Le décor pourrait être idyllique. Une côte à l’allure sauvage, un banc qui surplombe la mer. Et puis, au premier plan, une anomalie : une longue coulée de béton qui s’étend dans les fourrées. La photo prise par un promeneur à Toiny a rapidement fait le tour des réseaux sociaux. A l’indignation numérique de certains, d’autres citoyens ont préféré l’action. Aussi, ils ont rapidement mené leur enquête afin de savoir qui était l’auteur du déversement de ciment frais en pleine nature.
Le mystère est élucidé en un rien de temps. La coulée de béton étant sur le trajet de la route qui relie l’hôtel Toiny à la plage, les habitants prennent contact avec la direction de l’établissement, propriétaire de la parcelle. « Il a affirmé découvrir la situation et ne pas avoir autorisé son prestataire à agir de la sorte, explique l’un des habitants. L’entreprise a donc été appelée le jour même. »
Dans le même temps, la police territoriale est alertée afin d’effectuer un constat du délit. Car, sans doute est-il utile de le rappeler en de telles circonstances, un déversement sauvage comme celui constaté à Toiny est susceptible d’être puni par la loi. De fait, les sanctions prévues par le code de l’environnement à l’échelle nationale (Saint-Barth ne disposant pas encore d’une législation arrêtée en la matière) peuvent aller jusqu’à 75.000 euros d’amende, et pas uniquement pour l’auteur. En effet, le propriétaire ou le locataire du lieu peut également être poursuivi si sa responsabilité est avérée.
Quoi qu’il en soit, après avoir été jointe, l’entreprise fautive a dépêché des employés à Toiny afin d’arracher à la terre la nappe de béton durcie. « Cet exemple à l’heureux dénouement démontre que des actions concrètes sont possibles, loin des postures prises dans le monde virtuel des réseaux sociaux », insiste l’un des habitants enquêteurs.
La coulée de béton a désormais disparu. L’illustration qu’une action citoyenne rondement menée peut être couronnée de succès.

Que dit la loi en cas de dépôt sauvage?
Dans l’attente d’un code de l’environnement spécifique à Saint-Barth, il est légitime de penser que la réglementation applicable sur l’île peut être celle déjà en vigueur dans l’Hexagone.
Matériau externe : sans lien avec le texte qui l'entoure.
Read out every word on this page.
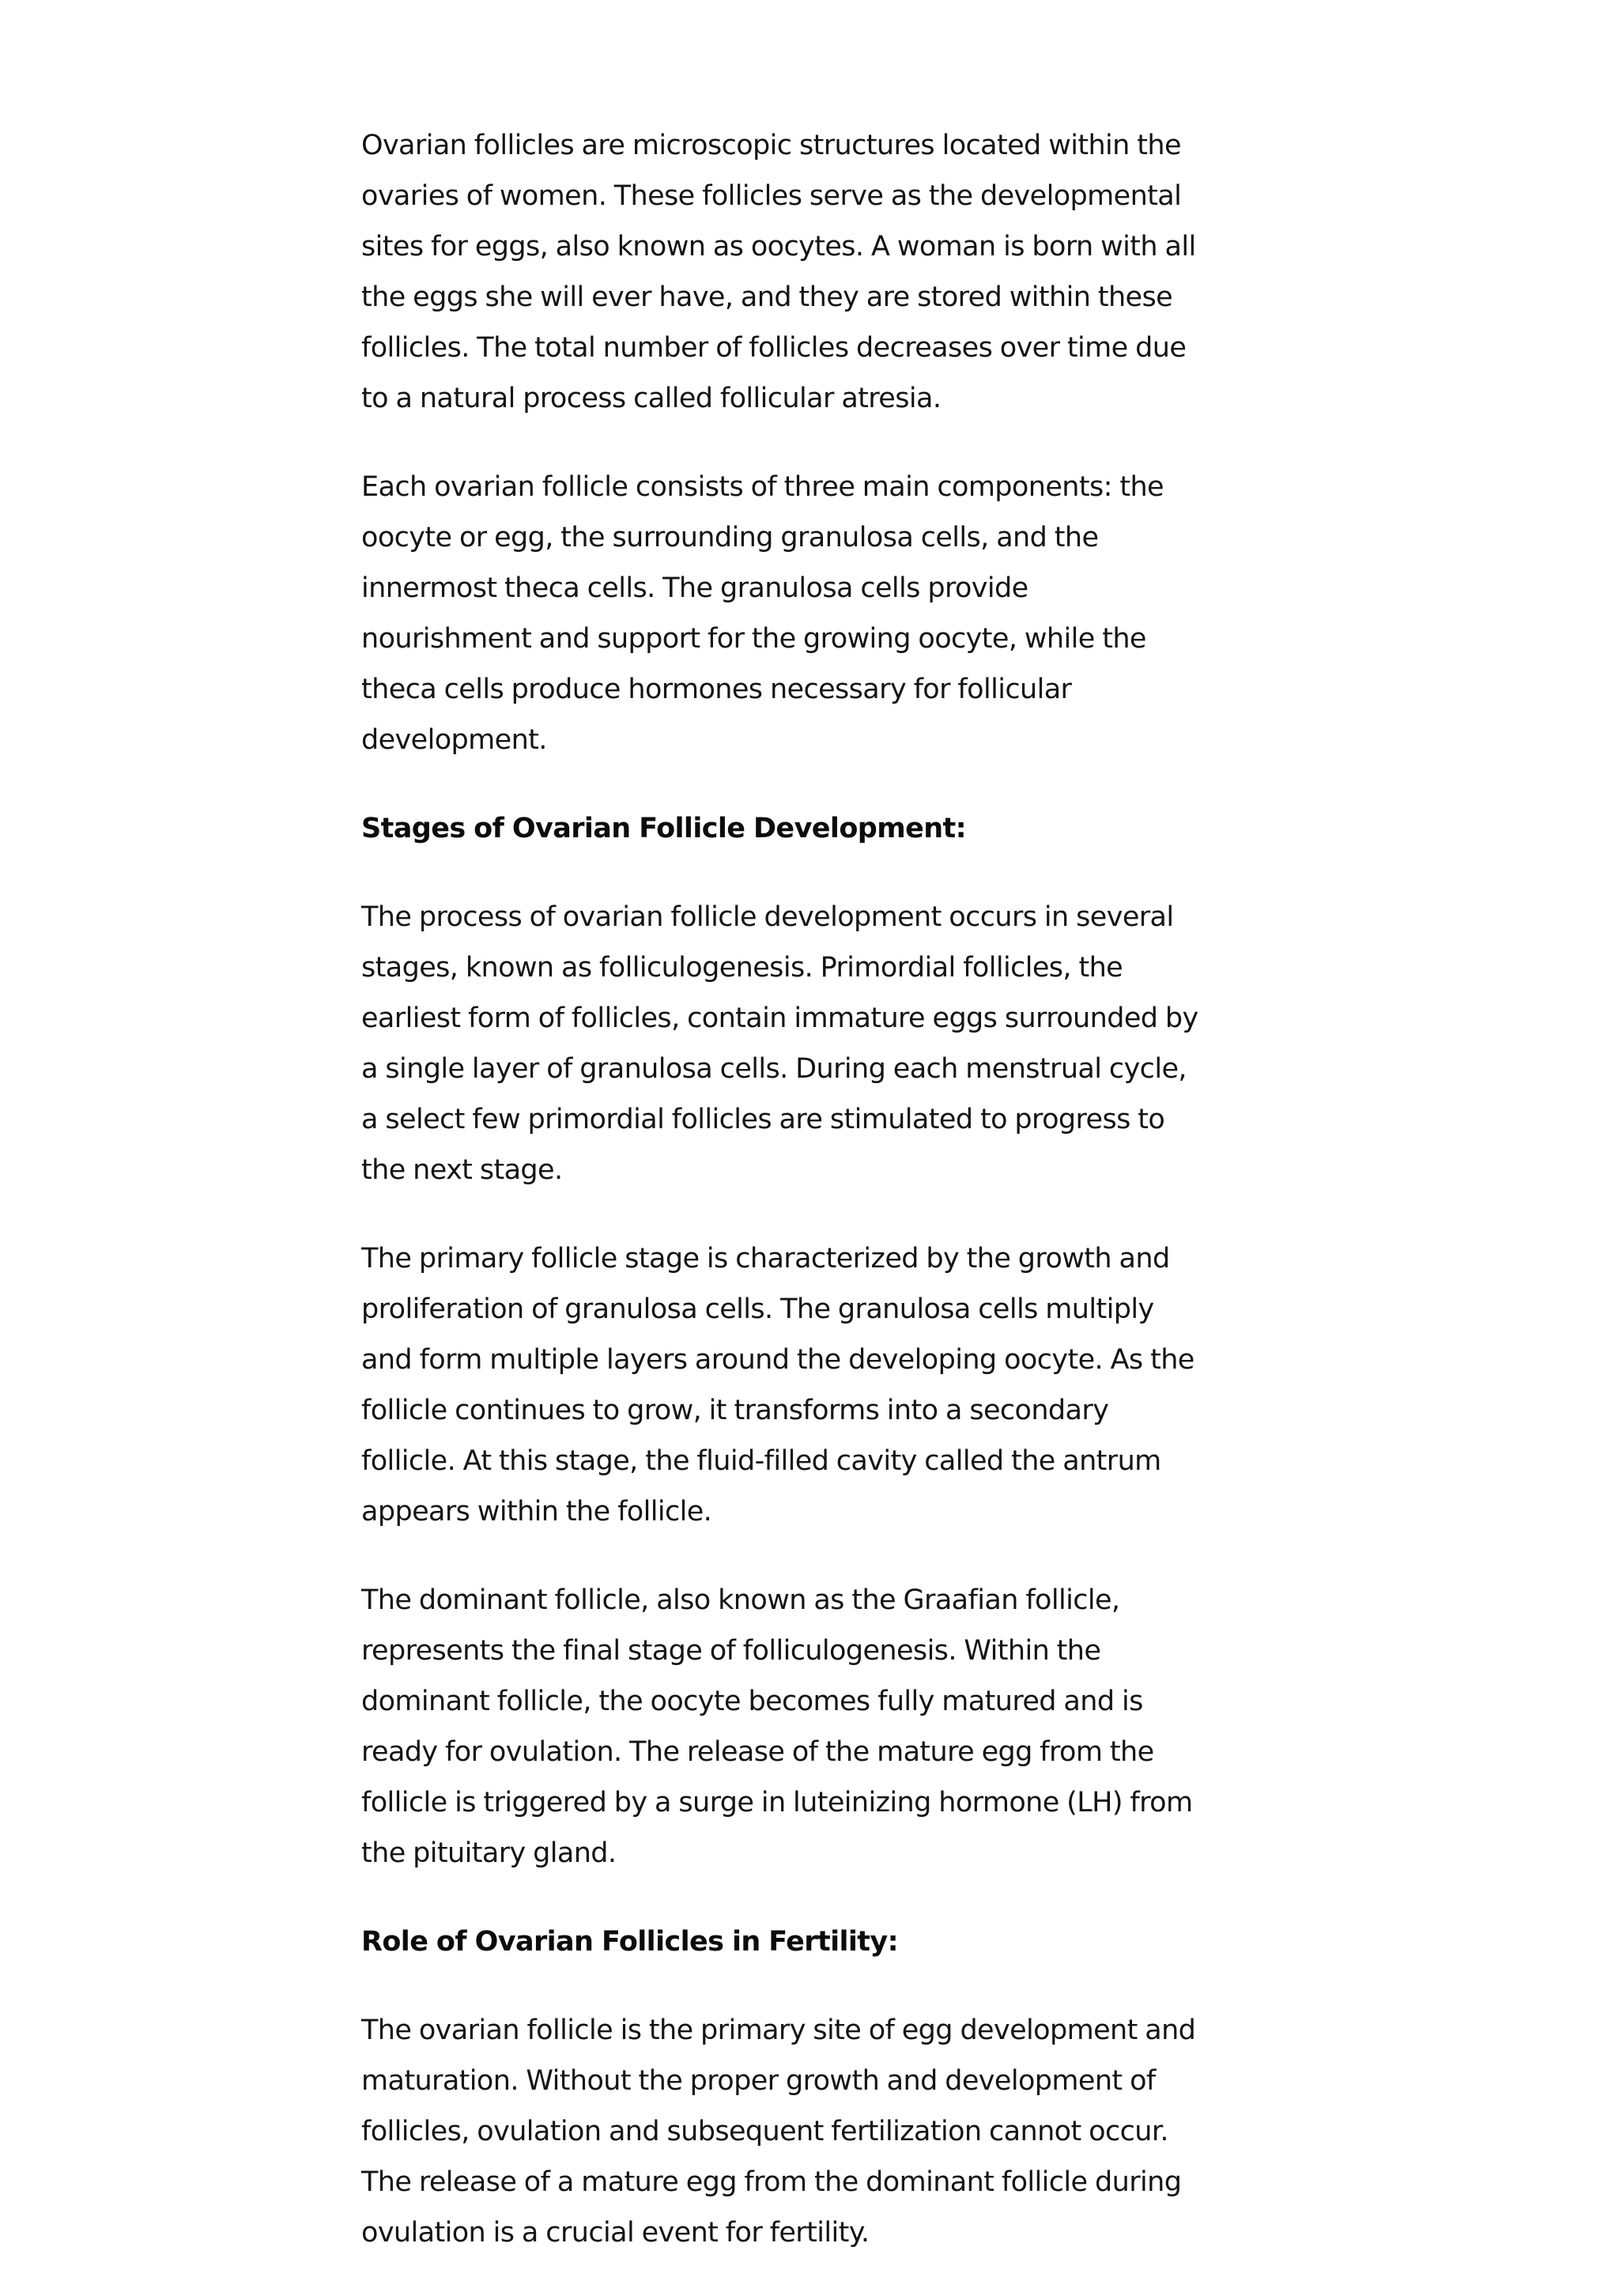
Ovarian follicles are microscopic structures located within the ovaries of women. These follicles serve as the developmental sites for eggs, also known as oocytes. A woman is born with all the eggs she will ever have, and they are stored within these follicles. The total number of follicles decreases over time due to a natural process called follicular atresia.

Each ovarian follicle consists of three main components: the oocyte or egg, the surrounding granulosa cells, and the innermost theca cells. The granulosa cells provide nourishment and support for the growing oocyte, while the theca cells produce hormones necessary for follicular development.

Stages of Ovarian Follicle Development:

The process of ovarian follicle development occurs in several stages, known as folliculogenesis. Primordial follicles, the earliest form of follicles, contain immature eggs surrounded by a single layer of granulosa cells. During each menstrual cycle, a select few primordial follicles are stimulated to progress to the next stage.

The primary follicle stage is characterized by the growth and proliferation of granulosa cells. The granulosa cells multiply and form multiple layers around the developing oocyte. As the follicle continues to grow, it transforms into a secondary follicle. At this stage, the fluid-filled cavity called the antrum appears within the follicle.

The dominant follicle, also known as the Graafian follicle, represents the final stage of folliculogenesis. Within the dominant follicle, the oocyte becomes fully matured and is ready for ovulation. The release of the mature egg from the follicle is triggered by a surge in luteinizing hormone (LH) from the pituitary gland.

Role of Ovarian Follicles in Fertility:

The ovarian follicle is the primary site of egg development and maturation. Without the proper growth and development of follicles, ovulation and subsequent fertilization cannot occur. The release of a mature egg from the dominant follicle during ovulation is a crucial event for fertility.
En l’occurrence, selon l’article L2212-2-1 du code des collectivités territoriales et l’article L 541-3 du code de l’environnement, le maire détient le pouvoir de police en cas de dépôt sauvage dans sa commune. Toute personne ou toute association peut dénoncer au maire un dépôt sauvage de déchets et lui demander de mettre en demeure le responsable de les évacuer et de les éliminer conformément à la réglementation sous un délai raisonnable. En cas d’inaction du maire, le préfet peut intervenir et mettre en demeure le maire de la commune d’agir. Selon l’article L541-46 du code de l’environnement, « Est puni de deux ans d’emprisonnement et de 75.000 euros d’amende le fait d’abandonner, déposer ou faire déposer, dans des conditions contraires aux dispositions du présent chapitre, des déchets. En cas de condamnation prononcée pour les infractions visées, le tribunal peut ordonner, sous astreinte, la remise en état des lieux endommagés par les déchets qui n’ont pas été traités dans les conditions conformes à la loi. La peine est portée à sept ans d’emprisonnement et à 150.000 euros d’amende lorsque l’infraction est commise en bande organisée, au sens de l’article 132-71 du code pénal. »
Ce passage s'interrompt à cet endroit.